Eric Metaxas and Stan Guthrie give some startling statistics in this article about marriage in honor of National Marriage Week:
It’s almost become a cliché to say that marriage is under attack in America. But the trends and statistics are undeniable. Here are some data points:
Marriage rates: In 1970, eighty percent of all adults were married; today it’s only 52 percent. In 1960, the median age for a first marriage was 20 for women and 23 for men. Today it’s 27 for women and 29 for men.
Millennials: A full 25 percent of Millennials are likely to forego marriage altogether. One report says that a record share of Millennials will remain unmarried through age 40.
That Christians are concerned about the institution of marriage is nothing new. But when leading cultural gatekeepers catch on, it’s eye-opening. Sam Sturgeon, president of Demographic Intelligence, says bluntly that the United States has been experiencing a “cultural retreat from marriage.”
Sturgeon cites two factors: a stumbling economy that has hit men—particularly blue-collar men—hard, making them less likely to be seen as marriage material. A second is the growing willingness of couples to cohabitate—what used to be called “shacking up”—and even bring children into the world without benefit of a life-long marriage commitment.
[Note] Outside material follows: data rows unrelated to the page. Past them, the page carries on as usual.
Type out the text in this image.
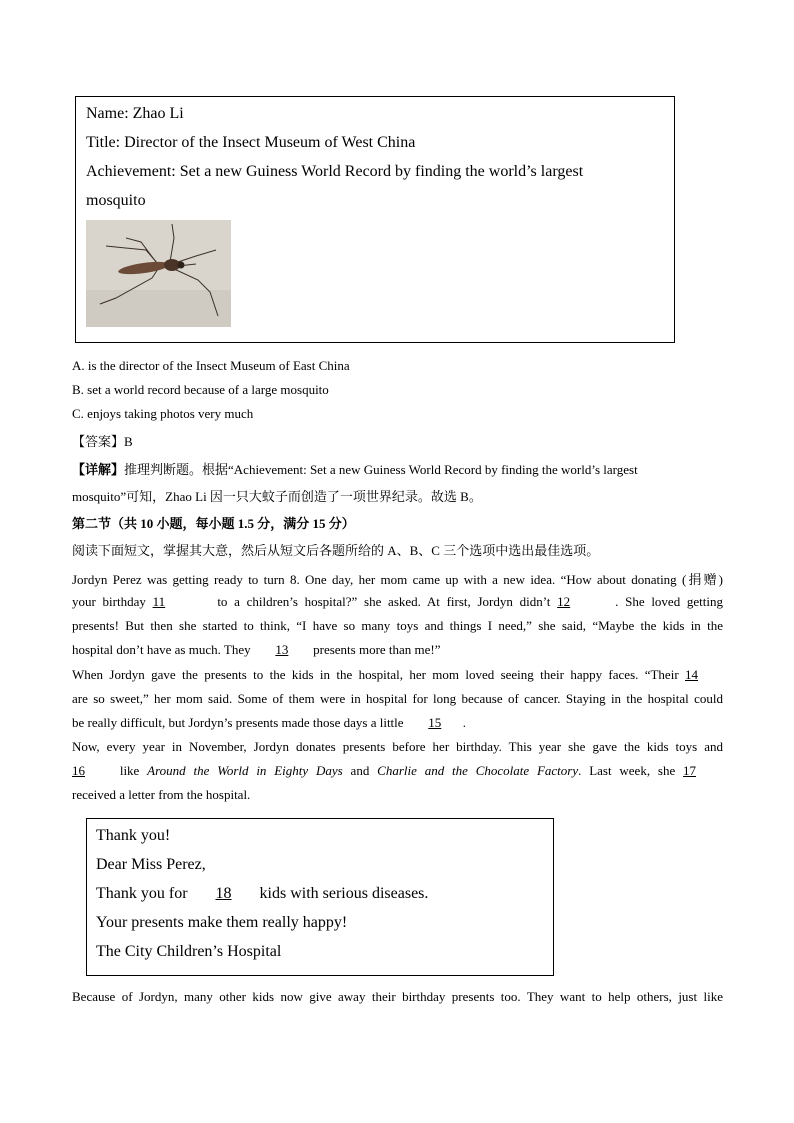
Name: Zhao Li
Title: Director of the Insect Museum of West China
Achievement: Set a new Guiness World Record by finding the world’s largest
mosquito
A. is the director of the Insect Museum of East China
B. set a world record because of a large mosquito
C. enjoys taking photos very much
【答案】B
【详解】推理判断题。根据“Achievement: Set a new Guiness World Record by finding the world’s largest
mosquito”可知，Zhao Li 因一只大蚊子而创造了一项世界纪录。故选 B。
第二节（共 10 小题，每小题 1.5 分，满分 15 分）
阅读下面短文，掌握其大意，然后从短文后各题所给的 A、B、C 三个选项中选出最佳选项。
Jordyn Perez was getting ready to turn 8. One day, her mom came up with a new idea. “How about donating (捐赠)
your birthday 11	to a children’s hospital?” she asked. At first, Jordyn didn’t 12	. She loved getting
presents! But then she started to think, “I have so many toys and things I need,” she said, “Maybe the kids in the
hospital don’t have as much. They 13 presents more than me!”
When Jordyn gave the presents to the kids in the hospital, her mom loved seeing their happy faces. “Their 14
are so sweet,” her mom said. Some of them were in hospital for long because of cancer. Staying in the hospital could
be really difficult, but Jordyn’s presents made those days a little 15 .
Now, every year in November, Jordyn donates presents before her birthday. This year she gave the kids toys and
16	like Around the World in Eighty Days and Charlie and the Chocolate Factory. Last week, she 17
received a letter from the hospital.
Thank you!
Dear Miss Perez,
Thank you for 18 kids with serious diseases.
Your presents make them really happy!
The City Children’s Hospital
Because of Jordyn, many other kids now give away their birthday presents too. They want to help others, just like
The effects on such children can be devastating. Children from divorced or never-married homes are more likely to die in infancy, more likely to get divorced themselves or become unwed parents later in life, more likely to live in poverty, more likely to fail in school, less likely to graduate from college and get a good job, less likely to be in good physical health, more likely to abuse drugs as teens and adults, have lower life expectancies, have higher rates of mental illness, be at greater risk of suicide and child abuse—and on and on.